Я заболел. Свалился в кузнице, у горна. И прежде плохо чувствовал себя, но держался, потому что не выйдешь на работу — останешься без хлеба.
Мастер свез меня в лазарет для бедняков: там у меня обнаружили брюшной тиф и надолго оставили на койке.
Все, что можно было, Ширин распродала: нужны были деньги на лекарства и передачи. Она бралась за любую работу: нянчила у соседей детей, стирала белье. Но в нашем квартале жили бедняки, у них у самих-то лишнего гроша не было. Потому и рассчитывались они с Ширин кто лепешкой, а кто горстью риса. Врач, который лечил меня, сказал, что нужно заграничное средство, без него я на ноги не поднимусь. Когда я узнал цену лекарства, то пришел в ужас: так она была велика. На горе мое, врач сказал о лекарстве и сестре. Я уже потом не раз сокрушался: лучше бы я умер в той больнице для несчастных! Но аллаху было угодно убить меня, не лишая дыхания.
Неделю спустя после разговора с врачом Ширин принесла лекарство. Я начал глотать пилюли, и действительно почувствовал себя лучше. К концу месяца меня выписали. Я был рад выздоровлению, будто во второй раз родился. Но радость глушила тревога за Ширин. Сестра моя давно уже не навещала меня. Когда видел в последний раз, я спросил у нее, где взяла она деньги на лекарство. Ширин ответила:
— Заняла.
Она отвела глаза и вообще была на себя непохожа: бледна и казалась несчастной.
Все это рождало тяжелые предчувствия.
Я вошел в барак, в котором мы нашли на время пристанище. По обеим сторонам длинного коридора были расположены одинаково ветхие двери. Наша была приоткрыта. И сердце мое оборвалось — в комнате никого не было. Моя голая койка светила жалкими железными ребрами. Кровать, на которой спала Ширин, была застелена ее лоскутным одеялом, подушка валялась на полу.
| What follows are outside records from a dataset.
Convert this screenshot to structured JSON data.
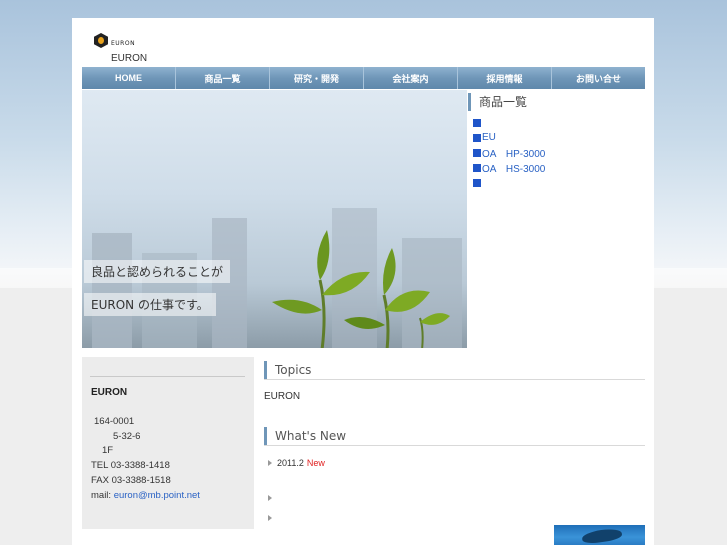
{
  "header": {
    "logo_text": "EURON",
    "site_name": "EURON"
  },
  "nav": [
    {
      "label": "HOME"
    },
    {
      "label": "商品一覧"
    },
    {
      "label": "研究・開発"
    },
    {
      "label": "会社案内"
    },
    {
      "label": "採用情報"
    },
    {
      "label": "お問い合せ"
    }
  ],
  "hero": {
    "caption_line1": "良品と認められることが",
    "caption_line2": "EURON の仕事です。"
  },
  "products": {
    "title": "商品一覧",
    "items": [
      {
        "label": ""
      },
      {
        "label": "EU"
      },
      {
        "label": "OA　HP-3000"
      },
      {
        "label": "OA　HS-3000"
      },
      {
        "label": ""
      }
    ]
  },
  "company_info": {
    "name": "EURON",
    "postal": "164-0001",
    "address_line1": "5-32-6",
    "address_line2": "1F",
    "tel": "TEL 03-3388-1418",
    "fax": "FAX 03-3388-1518",
    "mail_label": "mail: ",
    "mail": "euron@mb.point.net"
  },
  "topics": {
    "title": "Topics",
    "text": "EURON"
  },
  "whats_new": {
    "title": "What's New",
    "items": [
      {
        "date": "2011.2",
        "badge": "New"
      },
      {
        "date": "",
        "badge": ""
      },
      {
        "date": "",
        "badge": ""
      }
    ]
  },
  "colors": {
    "nav": "#6f96b8",
    "link": "#2a62c4",
    "bullet": "#1f55c9",
    "new_badge": "#e02020"
  }
}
Сам не знаю почему, но прежде всего я поднял эту подушку и ощутил ладонью, что под вытертой наволочкой лежит бумага. Я достал ее. То был почерк Ширин. Строчки написаны латинскими буквами: так ее учили писать в далекой советской школе. Ширин торопилась, и потому строки были неровные, многие слова недописаны. Страшная суть открылась мне, едва я начал читать.
«Мой милый брат! Мой единственный человек на всем белом свете!
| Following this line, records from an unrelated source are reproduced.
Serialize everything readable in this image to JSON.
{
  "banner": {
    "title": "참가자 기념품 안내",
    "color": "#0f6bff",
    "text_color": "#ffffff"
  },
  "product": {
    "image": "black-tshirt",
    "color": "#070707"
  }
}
Тысячу раз думала я о том, какую страшную боль причиню тебе, но иначе поступить не могла. Рука моя отказывается писать, слезы размывают буквы. Прости меня. И молись за меня.
Помнишь, я принесла тебе лекарство? Деньги дала мне старуха Шовкет. Она живет в большом доме, что над арыком. Когда я попросила у Шовкет денег, она сказала, что это очень большая сумма и нужна расписка. Подписываясь, я разобрала на бумаге персидские слова: «Деньги получены за услугу особого свойства, оказанную мной». Я спросила, зачем эти слова. Старуха Шовкет ответила: «Значит, ты не обязана возвращать мне долг. Не беспокойся, глупенькая. Я желаю тебе добра».